Atlantic City Mayor Don Guardian answers a question at the New Jersey Statehouse after Gov. Chris Christie announced that he has directed his education commissioner to sue Atlantic City to stop it from making a payroll payment Friday. Christie says the city owes its school district $34 million. (AP photo/Mel Evans)

As Atlantic City gets ever closer to running out of money, Gov. Chris Christie and Assembly Speaker Vincent Prieto have not made headway on a bill for the state to take over the city’s finances.

Further complicating matters Monday, the Christie administration is suing Atlantic City in an effort to force it to pay its school district.

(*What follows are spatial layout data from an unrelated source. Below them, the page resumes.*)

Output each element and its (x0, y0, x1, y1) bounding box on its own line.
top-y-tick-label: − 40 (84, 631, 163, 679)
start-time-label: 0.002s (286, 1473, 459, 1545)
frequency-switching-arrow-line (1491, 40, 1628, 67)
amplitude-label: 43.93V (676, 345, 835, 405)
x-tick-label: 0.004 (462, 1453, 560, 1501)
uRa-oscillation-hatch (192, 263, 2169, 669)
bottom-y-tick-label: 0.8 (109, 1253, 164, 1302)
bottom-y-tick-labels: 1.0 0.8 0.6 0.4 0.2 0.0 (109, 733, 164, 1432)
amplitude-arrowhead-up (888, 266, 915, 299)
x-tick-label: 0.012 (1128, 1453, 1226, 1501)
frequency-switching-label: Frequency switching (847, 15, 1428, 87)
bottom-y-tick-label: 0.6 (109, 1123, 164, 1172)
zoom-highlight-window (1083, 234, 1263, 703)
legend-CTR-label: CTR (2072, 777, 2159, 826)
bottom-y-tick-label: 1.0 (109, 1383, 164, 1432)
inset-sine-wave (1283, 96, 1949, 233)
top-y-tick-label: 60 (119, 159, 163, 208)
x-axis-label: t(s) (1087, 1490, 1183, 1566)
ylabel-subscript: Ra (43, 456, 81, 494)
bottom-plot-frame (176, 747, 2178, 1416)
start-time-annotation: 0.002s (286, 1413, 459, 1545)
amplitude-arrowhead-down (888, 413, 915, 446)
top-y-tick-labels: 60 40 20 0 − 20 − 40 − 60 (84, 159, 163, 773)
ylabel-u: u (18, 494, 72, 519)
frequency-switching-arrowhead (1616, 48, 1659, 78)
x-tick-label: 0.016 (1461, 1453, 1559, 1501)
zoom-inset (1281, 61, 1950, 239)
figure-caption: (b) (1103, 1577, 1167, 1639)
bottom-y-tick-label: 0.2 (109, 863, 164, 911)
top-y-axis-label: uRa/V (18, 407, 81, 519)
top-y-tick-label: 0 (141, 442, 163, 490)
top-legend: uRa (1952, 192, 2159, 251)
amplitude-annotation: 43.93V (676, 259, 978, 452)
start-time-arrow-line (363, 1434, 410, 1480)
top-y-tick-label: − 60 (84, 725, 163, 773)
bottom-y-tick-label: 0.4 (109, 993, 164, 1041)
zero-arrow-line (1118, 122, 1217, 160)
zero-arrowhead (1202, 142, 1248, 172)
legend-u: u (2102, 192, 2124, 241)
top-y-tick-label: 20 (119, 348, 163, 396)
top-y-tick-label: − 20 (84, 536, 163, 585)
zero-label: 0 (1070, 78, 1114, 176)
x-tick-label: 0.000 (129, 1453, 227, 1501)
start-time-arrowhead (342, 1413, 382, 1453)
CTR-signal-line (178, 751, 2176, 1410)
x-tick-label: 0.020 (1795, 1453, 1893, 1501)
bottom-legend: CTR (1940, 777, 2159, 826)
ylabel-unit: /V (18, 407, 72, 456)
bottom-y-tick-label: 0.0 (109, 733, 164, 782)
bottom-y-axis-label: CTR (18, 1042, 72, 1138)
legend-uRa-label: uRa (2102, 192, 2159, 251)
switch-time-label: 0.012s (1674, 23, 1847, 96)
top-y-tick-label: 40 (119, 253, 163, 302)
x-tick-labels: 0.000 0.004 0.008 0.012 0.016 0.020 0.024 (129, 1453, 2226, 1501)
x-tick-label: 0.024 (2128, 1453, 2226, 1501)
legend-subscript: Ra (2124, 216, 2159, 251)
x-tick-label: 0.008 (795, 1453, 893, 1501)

It’s tax money Christie claims the city is using to fund it operations and what he calls “extraordinarily rich” public-sector union contracts.

“Now the action won’t fix Atlantic City’s financial problems, but it will prevent them from making Atlantic City students and their families collateral damage to their reckless financial gains,” the governor said during a Statehouse news conference.

Mayor Don Guardian objected, saying the city can make payments to the school district only when a state-appointed monitor orders it.

If Christie “wants to take legal action, I guess he’d have to ask the attorney general to take legal action against himself and the staff that he’s put in charge that tells us when to make payments to the school,” Guardian said.

Pressing once more for legislation allowing the state to take over the city’s finances,  Christie said there’s enough support to pass the bill if Prieto would allow a vote on the measure.

“The speaker’s irresponsible actions are now putting at risk one of America’s great historical cities,” said the governor.

Prieto, who said he won’t post the bill for a vote because it wouldn’t pass, added that the Assembly hasn’t been able to provide input on the measure.

“The Assembly has to be relevant. We have not had a discussion. We’re being dictated to, and that’s why I called on the Senate president to work with me on putting together something that we could all live with,” said Prieto, D-Hudson.

The speaker also wants assurance that the state would honor union contracts.